Eine forsa-Umfrage im Auftrag der KKH Kaufmännische Krankenkasse unter rund 2000 Bürger*inen zeigt:
- Die Mehrheit der Befragten fühlt sich Anspannungen und Belastungen ausgesetzt.
- Jeder 2. gibt an, der Stress habe in den vergangenen 1-2 Jahren zugenommen.
Schlafprobleme, Bluthochdruck, häufige Infekte
Dr. Aileen Könitz, Expertin für psychiatrische Fragen bei der KKH, sieht diese Entwicklung mit Sorge: "Dauerstress kann ernste Folgen für unsere Gesundheit haben, da er häufig ein anhaltendes Gefühl der Überforderung oder gar Hilflosigkeit hinterlässt. Das wiederum kann zu chronischer Erschöpfung und in der Folge zu Depressionen und Angststörungen führen. Auch körperlich macht sich Dauerstress bemerkbar. Viele merken gar nicht, dass unser System bereits früh Alarm schlägt – mit Schlafproblemen, Bluthochdruck oder häufigen Infekten."
Macht Stress einsam oder stresst die Einsamkeit?
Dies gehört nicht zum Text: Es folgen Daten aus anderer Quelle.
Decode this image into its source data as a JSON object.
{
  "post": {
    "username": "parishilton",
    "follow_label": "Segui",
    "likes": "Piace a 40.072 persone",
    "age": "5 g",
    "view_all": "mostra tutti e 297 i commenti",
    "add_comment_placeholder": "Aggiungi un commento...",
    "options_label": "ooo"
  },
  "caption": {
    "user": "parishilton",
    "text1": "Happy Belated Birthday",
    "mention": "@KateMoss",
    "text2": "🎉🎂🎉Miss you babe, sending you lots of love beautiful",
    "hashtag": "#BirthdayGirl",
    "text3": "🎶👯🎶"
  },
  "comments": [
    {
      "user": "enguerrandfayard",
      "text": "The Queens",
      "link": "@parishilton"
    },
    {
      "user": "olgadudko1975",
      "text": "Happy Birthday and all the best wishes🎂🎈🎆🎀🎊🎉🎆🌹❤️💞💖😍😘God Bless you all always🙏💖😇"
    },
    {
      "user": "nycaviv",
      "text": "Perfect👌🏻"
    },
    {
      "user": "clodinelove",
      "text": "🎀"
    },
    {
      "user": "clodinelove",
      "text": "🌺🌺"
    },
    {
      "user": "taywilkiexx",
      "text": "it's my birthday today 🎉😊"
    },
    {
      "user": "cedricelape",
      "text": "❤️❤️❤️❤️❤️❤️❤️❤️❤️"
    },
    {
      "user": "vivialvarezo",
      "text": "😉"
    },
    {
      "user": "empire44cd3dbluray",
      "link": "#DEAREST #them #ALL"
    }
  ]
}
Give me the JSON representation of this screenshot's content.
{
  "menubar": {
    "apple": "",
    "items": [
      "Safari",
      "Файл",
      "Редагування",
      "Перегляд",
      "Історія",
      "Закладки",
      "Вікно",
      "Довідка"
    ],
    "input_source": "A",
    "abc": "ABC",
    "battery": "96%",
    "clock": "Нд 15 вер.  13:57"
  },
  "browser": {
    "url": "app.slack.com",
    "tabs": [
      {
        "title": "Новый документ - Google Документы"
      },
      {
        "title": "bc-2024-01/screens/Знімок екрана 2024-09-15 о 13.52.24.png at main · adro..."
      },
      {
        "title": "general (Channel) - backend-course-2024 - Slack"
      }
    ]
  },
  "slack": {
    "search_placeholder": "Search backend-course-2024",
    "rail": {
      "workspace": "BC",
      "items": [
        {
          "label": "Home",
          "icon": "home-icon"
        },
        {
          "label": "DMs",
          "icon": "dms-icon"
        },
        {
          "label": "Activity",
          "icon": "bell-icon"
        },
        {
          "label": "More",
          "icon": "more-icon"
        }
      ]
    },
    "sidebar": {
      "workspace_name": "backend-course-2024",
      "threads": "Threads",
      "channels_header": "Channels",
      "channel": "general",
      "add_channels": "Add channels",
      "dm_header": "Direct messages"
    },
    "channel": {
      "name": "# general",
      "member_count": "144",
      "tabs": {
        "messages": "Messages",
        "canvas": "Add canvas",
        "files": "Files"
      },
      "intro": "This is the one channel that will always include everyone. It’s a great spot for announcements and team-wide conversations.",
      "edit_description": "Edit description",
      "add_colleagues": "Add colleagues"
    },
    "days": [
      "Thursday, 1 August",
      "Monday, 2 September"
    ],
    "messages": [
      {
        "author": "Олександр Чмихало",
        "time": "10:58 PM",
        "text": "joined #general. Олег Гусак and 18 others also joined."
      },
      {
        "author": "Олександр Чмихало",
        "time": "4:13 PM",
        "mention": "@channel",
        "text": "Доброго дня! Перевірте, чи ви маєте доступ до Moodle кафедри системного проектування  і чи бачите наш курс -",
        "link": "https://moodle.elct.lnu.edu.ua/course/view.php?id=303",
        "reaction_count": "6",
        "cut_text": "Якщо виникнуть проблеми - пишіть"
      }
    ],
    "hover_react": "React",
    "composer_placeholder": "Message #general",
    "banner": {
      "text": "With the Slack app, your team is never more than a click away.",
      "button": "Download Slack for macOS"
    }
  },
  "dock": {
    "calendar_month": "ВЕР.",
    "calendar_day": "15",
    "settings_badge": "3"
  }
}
Die meistgenannten stressbedingten Symptome und Beschwerden reichen laut Umfrage bei den häufig Gestressten von Unruhe, Nervosität und Gereiztheit (83 %) über Müdigkeit und Schlafstörungen bis hin zu dem Gefühl, ausgebrannt zu sein (je 78 %).
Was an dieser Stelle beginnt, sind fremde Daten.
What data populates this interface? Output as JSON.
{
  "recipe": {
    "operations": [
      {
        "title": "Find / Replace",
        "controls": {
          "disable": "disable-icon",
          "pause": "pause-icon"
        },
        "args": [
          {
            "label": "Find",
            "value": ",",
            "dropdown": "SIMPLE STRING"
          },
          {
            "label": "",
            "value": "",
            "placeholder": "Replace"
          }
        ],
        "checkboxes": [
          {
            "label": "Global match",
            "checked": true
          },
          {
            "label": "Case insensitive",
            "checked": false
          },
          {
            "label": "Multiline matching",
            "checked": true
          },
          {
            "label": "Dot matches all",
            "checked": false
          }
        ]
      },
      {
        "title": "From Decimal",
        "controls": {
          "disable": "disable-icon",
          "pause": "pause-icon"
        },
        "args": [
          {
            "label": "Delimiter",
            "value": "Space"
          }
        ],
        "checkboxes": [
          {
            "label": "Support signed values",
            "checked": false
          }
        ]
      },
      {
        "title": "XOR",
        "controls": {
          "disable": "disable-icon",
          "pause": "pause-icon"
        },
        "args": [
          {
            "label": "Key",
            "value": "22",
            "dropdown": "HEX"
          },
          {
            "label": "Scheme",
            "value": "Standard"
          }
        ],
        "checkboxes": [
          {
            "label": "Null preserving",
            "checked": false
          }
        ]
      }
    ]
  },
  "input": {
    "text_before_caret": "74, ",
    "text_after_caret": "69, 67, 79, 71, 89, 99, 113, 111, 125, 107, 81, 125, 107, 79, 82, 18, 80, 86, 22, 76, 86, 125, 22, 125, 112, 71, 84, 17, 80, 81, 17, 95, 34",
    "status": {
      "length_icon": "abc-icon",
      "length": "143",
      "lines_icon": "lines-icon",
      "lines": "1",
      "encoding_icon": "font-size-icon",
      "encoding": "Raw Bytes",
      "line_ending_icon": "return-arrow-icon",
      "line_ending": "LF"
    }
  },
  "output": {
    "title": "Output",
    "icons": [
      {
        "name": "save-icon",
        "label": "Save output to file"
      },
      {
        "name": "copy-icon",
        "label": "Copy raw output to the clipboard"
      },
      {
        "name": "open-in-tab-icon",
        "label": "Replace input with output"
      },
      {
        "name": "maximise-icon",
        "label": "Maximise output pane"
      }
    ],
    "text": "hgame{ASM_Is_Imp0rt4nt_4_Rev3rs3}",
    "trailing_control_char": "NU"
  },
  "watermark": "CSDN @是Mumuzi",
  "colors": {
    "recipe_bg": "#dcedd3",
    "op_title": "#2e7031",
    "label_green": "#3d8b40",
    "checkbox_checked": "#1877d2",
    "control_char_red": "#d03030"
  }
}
Für Aileen Könitz besonders alarmierend:
- 43 % der häufig Gestressten berichten von niedergedrückter Stimmung beziehungsweise von Depressionen, wenn sie unter Druck stehen.
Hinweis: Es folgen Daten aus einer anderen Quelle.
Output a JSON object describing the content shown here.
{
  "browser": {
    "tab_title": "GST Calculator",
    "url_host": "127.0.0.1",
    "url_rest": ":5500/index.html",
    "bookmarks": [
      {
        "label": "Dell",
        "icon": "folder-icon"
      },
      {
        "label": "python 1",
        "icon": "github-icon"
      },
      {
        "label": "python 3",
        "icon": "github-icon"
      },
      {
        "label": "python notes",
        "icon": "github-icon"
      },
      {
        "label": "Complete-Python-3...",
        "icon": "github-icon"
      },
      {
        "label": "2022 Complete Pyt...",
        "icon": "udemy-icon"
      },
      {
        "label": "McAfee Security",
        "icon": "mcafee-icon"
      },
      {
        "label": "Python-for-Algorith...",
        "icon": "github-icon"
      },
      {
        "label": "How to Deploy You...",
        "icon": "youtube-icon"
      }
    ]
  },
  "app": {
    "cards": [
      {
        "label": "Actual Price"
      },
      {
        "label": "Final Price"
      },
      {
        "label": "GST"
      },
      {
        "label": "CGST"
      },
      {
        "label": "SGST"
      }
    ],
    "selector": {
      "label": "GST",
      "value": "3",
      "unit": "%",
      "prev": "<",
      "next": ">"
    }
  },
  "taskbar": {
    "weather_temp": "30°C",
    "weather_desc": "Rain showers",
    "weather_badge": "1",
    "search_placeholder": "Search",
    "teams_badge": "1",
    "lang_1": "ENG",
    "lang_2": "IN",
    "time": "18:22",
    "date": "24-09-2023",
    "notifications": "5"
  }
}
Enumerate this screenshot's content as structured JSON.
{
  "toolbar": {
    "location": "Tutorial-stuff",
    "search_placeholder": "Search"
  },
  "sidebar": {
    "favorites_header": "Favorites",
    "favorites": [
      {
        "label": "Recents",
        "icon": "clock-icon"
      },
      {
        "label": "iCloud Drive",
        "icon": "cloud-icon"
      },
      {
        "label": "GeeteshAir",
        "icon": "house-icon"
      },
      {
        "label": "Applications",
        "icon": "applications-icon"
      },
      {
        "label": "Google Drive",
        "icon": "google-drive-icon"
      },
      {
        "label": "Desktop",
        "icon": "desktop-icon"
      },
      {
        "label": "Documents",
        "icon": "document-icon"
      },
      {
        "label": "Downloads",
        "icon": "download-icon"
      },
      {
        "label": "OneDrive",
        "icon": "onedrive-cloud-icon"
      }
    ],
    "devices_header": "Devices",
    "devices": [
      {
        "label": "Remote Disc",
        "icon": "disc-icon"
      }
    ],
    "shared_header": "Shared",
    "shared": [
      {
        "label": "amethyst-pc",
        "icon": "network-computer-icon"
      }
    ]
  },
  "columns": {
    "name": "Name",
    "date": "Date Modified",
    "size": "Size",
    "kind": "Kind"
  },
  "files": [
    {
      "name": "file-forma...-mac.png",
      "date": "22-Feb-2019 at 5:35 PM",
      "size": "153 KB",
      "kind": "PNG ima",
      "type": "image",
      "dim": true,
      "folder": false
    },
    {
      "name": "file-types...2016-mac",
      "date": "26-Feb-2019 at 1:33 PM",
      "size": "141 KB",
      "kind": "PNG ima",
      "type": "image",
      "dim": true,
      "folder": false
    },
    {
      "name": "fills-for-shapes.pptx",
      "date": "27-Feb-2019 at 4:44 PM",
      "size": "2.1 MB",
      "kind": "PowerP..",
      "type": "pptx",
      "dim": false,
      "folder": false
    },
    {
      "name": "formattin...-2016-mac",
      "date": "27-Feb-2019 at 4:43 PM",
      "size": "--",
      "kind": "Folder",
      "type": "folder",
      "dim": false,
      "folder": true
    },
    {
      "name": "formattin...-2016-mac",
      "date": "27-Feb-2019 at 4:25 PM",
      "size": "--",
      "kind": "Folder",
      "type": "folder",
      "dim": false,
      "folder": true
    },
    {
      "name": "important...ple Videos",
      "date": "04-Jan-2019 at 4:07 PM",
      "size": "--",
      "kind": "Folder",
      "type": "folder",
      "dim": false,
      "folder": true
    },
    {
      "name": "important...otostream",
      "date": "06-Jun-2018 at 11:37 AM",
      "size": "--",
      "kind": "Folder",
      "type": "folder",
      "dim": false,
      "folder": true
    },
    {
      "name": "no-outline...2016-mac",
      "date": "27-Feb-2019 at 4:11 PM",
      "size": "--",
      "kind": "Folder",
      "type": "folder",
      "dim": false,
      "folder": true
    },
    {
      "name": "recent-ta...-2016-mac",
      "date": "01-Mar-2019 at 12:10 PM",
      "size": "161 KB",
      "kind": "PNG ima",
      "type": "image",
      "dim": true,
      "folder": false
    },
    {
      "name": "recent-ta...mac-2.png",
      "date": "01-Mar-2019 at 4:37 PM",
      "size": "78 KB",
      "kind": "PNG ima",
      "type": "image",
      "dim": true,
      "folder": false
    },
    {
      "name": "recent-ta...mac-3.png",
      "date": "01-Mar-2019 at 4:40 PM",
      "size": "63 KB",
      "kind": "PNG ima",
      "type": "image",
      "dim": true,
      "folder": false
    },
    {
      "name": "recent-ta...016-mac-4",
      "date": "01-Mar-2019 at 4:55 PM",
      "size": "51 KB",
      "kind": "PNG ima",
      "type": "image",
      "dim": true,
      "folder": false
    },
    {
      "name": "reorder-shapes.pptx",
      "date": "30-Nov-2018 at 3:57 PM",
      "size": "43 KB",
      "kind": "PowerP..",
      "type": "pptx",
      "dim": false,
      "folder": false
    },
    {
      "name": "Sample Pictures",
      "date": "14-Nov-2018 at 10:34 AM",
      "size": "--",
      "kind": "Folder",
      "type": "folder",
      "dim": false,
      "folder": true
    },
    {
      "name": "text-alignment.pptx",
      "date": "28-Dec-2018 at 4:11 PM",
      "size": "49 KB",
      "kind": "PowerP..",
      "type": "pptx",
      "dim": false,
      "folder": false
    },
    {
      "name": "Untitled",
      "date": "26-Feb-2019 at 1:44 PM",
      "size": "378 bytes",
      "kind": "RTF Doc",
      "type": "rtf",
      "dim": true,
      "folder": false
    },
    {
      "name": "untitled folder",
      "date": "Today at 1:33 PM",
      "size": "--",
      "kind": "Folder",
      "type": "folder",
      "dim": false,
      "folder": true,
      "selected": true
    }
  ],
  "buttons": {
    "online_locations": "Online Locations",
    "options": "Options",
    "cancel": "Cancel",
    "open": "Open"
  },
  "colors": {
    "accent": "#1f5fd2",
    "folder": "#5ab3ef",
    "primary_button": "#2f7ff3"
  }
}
- Fast ebenso viele (40 %) geben an, soziale Kontakte zu vernachlässigen oder sich einsam zu fühlen.
- 29 % der häufig Gestressten empfinden bei hohem Druck Verzweiflung, und jeder 4. hat Angstzustände.
"Große Belastungen können dazu führen, dass Menschen Kontaktpflege als anstrengend empfinden. Doch wer sich so verhält, läuft Gefahr, in eine Stressspirale zu geraten. Denn: Einsamkeit kann wiederum chronischen Stress und in der Folge psychische Erkrankungen begünstigen", erläutert die Expertin.
Um Einsamkeit vorzubeugen oder zu überwinden, können ehrenamtliches Engagement, die Teilnahme an Sport- oder anderen Gruppen-Kursen sowie die Mitgliedschaft in Vereinen helfen.
Stressfalle Zukunftsangst?
Doch was empfinden die Deutschen überhaupt als stressig?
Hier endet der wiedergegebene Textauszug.